A revolução da informática não só acabou com o “copydesk” nos jornais como mudou radicalmente a maneira de nos correspondermos com o próximo. Como pudemos viver tanto tempo sem o e-mail ?
Comecei no jornalismo como “copydesk”, uma função que, imagino, não existe mais. Pensando bem, quase nada das redações daquele tempo sobreviveu à modernização da imprensa. A maior transformação, claro, veio com a revolução da informática, que não só acabou com o “copydesk” nos jornais como mudou radicalmente a maneira de nos correspondermos com o próximo. Como pudemos viver tanto tempo sem o e-mail?

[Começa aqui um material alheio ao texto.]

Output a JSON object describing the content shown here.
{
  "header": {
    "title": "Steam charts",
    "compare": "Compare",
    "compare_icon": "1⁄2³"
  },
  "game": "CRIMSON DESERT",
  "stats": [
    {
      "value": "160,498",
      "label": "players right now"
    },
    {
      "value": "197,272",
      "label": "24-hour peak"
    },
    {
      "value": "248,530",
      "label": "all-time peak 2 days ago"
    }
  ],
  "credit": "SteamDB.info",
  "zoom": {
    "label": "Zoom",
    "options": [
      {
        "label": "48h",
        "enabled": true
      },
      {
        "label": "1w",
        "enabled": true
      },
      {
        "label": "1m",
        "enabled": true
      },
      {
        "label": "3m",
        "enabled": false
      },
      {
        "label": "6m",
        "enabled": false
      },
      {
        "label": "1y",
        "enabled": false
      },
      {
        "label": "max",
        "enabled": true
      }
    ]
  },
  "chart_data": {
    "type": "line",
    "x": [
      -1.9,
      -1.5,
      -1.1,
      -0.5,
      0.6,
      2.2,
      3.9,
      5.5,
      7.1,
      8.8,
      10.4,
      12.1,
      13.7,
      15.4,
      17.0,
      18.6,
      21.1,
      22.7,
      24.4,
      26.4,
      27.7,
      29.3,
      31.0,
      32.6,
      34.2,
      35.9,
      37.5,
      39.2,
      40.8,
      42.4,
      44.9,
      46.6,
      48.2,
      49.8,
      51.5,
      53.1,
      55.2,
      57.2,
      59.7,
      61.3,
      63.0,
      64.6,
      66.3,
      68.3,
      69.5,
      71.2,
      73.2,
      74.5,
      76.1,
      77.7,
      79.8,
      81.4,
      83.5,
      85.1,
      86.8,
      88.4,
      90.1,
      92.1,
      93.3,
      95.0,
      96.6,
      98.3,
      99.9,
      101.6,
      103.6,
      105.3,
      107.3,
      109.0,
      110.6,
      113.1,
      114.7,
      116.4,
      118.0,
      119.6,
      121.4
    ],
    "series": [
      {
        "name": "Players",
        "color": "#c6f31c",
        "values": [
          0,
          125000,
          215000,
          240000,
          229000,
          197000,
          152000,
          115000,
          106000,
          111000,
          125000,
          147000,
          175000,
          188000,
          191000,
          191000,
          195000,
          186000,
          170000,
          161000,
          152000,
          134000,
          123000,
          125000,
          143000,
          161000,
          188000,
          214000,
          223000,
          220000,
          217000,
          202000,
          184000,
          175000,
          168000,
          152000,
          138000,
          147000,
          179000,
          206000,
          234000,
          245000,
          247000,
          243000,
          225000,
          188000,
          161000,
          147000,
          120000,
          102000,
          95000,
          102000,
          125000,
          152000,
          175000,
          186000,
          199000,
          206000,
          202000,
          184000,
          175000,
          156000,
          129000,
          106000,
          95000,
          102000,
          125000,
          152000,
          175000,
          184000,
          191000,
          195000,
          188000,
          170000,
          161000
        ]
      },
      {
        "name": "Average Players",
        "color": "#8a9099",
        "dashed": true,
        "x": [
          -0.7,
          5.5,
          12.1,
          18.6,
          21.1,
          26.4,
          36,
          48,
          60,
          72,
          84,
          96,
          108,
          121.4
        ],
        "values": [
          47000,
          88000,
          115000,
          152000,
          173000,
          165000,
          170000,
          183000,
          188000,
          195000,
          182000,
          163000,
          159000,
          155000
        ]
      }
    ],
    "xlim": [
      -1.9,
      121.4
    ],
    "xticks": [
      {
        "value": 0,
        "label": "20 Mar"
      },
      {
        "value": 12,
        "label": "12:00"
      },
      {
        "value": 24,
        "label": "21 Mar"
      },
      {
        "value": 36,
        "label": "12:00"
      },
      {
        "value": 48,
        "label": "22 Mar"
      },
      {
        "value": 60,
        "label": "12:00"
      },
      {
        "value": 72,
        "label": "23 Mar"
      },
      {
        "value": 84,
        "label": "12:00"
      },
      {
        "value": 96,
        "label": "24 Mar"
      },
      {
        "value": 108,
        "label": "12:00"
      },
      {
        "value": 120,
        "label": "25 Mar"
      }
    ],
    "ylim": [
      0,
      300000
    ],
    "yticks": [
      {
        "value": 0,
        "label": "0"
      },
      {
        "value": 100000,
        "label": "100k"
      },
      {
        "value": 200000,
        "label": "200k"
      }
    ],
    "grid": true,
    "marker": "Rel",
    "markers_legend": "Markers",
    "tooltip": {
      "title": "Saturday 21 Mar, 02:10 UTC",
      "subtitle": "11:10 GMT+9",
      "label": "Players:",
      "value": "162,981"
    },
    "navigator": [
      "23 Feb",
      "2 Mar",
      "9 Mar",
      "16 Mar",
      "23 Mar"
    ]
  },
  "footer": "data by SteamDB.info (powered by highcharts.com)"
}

Escrever e enviar uma carta exigia esforço e paciência, em tempos pré-eletrônicos. Dava tanto trabalho mandar cartas (comprar papel e envelopes, botar o escrito num envelope, endereçar o envelope) que — esqueci, também precisava levar a carta no Correio e comprar selo — não se sabe como as pessoas tinham tempo para escrevê-las.
Mas escreviam, e muito mais do que nós. Acho até que existia uma relação direta entre a dificuldade para escrever e a quantidade — e a qualidade — do que era escrito. Não há nada parecido, na era dos escritores eletrônicos, com o volume de correspondência dos escritores a pena, que além de manuscrever livros que pareciam monumentos manuscreviam cartas que pareciam livros. Quanto mais fácil ficou escrever, menos os escritores escrevem. Os livros ficaram mais finos e a correspondência se reduziu a latidos digitais, breves mensagens utilitárias cheias de abreviaturas, “envia” e pronto. Já um George Bernard Shaw escrevia uma peça atrás da outra com introduções maiores do que as peças e ainda tinha tempo para escrever cartas para todo o mundo. Geralmente xingando todo o mundo, o que exigia mais tempo e palavras.
Quanto ao jornalismo, a nova técnica também mudou tudo. As barulhentas redações pré-eletrônicas eram áreas conflagradas onde o combate com o teclado duro era um teste de resolução e resistência, um trabalho decididamente braçal. Depois vieram os computadores e o ambiente de chão de fábrica foi substituído pelo de laboratório. Tese: data da informatização o começo do domínio crescente de mulheres nas redações. O fenômeno da bem-vinda invasão feminina pode ser apenas um efeito do teclado silencioso.